Chinese Woman Who Entered Mar-a-Lago Faces Hearing

WEST PALM BEACH, Fla. (AP) —
President Donald Trump’s Mar-a-Lago estate behind mangrove trees in Palm Beach, Fla. in March, 2019. (AP Photo/J. David Ake)

A Chinese woman charged with lying to illegally enter President Donald Trump’s Mar-a-Lago Club while carrying computer malware could be granted bail Monday, though she likely would not be released as her visa has been revoked.

Federal Magistrate Judge William Matthewman will decide whether to grant bail to Yujing Zhang, 32, on charges of lying to Secret Service agents and illegally entering a restricted area. If he does, immigration officials would likely detain her if she posts it because without a visa she has no authorization to be in the country. Zhang faces up to five years if convicted.

Zhang was arrested March 30 after Secret Service agents say she lied to gain access to the president’s exclusive club. She carried two passports, four cellphones, a laptop, an external hard drive and a thumb drive carrying computer malware, agents said. In a later check of her hotel room, agents say, they found a device for detecting hidden cameras, more computer gear, $8,000 in cash and numerous debit and credit cards. She is not charged with espionage, but the FBI is still investigating. Her bail hearing began last week, but was adjourned to give her public defenders additional time to make a case for her release.

The Secret Service says Zhang gained access by telling an agent outside Mar-a-Lago that she was a member arriving for a swim. Agents say she wasn’t on the membership list, but a club manager thought Zhang might be a member’s daughter — about 7% of Chinese nationals are named Zhang, that country’s third-most common surname. Agents then asked Zhang if the member was her father, but they say she did not answer definitively. They still admitted her.

Zhang’s story changed when she got inside, agents say, telling a front desk receptionist she was there to attend the United Nations Chinese American Association event scheduled for that evening. No such event was scheduled and agents were summoned. They say she became confrontational, so she was taken off property and then to the local Secret Service office, undergoing about nine hours of questioning. She had arrived in the U.S. two days earlier on a flight from Shanghai to Newark, New Jersey.

Her public defender, Robert Adler, suggested during last week’s hearing that Zhang might not have been lying but confused by the language barrier.

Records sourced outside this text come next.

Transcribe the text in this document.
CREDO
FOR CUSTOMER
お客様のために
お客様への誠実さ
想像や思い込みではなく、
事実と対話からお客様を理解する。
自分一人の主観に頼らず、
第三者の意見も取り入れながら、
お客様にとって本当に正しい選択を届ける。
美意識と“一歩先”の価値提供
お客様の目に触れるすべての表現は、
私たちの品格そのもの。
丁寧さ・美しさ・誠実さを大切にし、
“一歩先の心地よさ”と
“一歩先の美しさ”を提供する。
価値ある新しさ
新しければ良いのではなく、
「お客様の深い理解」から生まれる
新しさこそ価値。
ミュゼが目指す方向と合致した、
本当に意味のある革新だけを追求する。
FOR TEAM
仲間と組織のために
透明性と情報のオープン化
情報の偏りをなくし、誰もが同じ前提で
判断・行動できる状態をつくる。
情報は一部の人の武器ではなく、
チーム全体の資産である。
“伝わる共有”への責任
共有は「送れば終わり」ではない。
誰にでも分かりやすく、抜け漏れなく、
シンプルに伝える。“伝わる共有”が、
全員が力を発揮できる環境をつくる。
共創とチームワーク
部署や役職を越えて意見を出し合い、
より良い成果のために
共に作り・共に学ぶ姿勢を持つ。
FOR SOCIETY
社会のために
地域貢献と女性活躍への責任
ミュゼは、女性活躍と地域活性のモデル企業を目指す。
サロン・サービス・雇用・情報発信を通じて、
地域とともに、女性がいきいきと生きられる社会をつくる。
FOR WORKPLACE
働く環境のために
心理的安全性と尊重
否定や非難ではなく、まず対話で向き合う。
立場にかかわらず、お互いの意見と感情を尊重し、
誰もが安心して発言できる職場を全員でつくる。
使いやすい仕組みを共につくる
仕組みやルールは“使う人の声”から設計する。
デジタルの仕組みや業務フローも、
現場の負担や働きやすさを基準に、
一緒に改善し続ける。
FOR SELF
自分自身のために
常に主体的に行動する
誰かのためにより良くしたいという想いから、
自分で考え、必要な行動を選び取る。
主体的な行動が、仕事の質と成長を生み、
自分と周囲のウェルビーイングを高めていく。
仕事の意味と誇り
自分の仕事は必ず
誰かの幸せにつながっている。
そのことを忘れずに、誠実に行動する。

A Secret Service agent told Matthewman last week that when an agency analyst uploaded the malware found on Zhang’s thumb drive, it immediately began installing and corrupting his computer’s files. The Secret Service says when such tests are conducted the computer is not on any network, so no damage was done. Government analysts were still trying to determine the malware’s purpose.

Adler said wire records show Zhang paid $20,000 in February to Charles Lee, a Chinese national, for admission to the event. Lee ran the United Nations Chinese Friendship Association.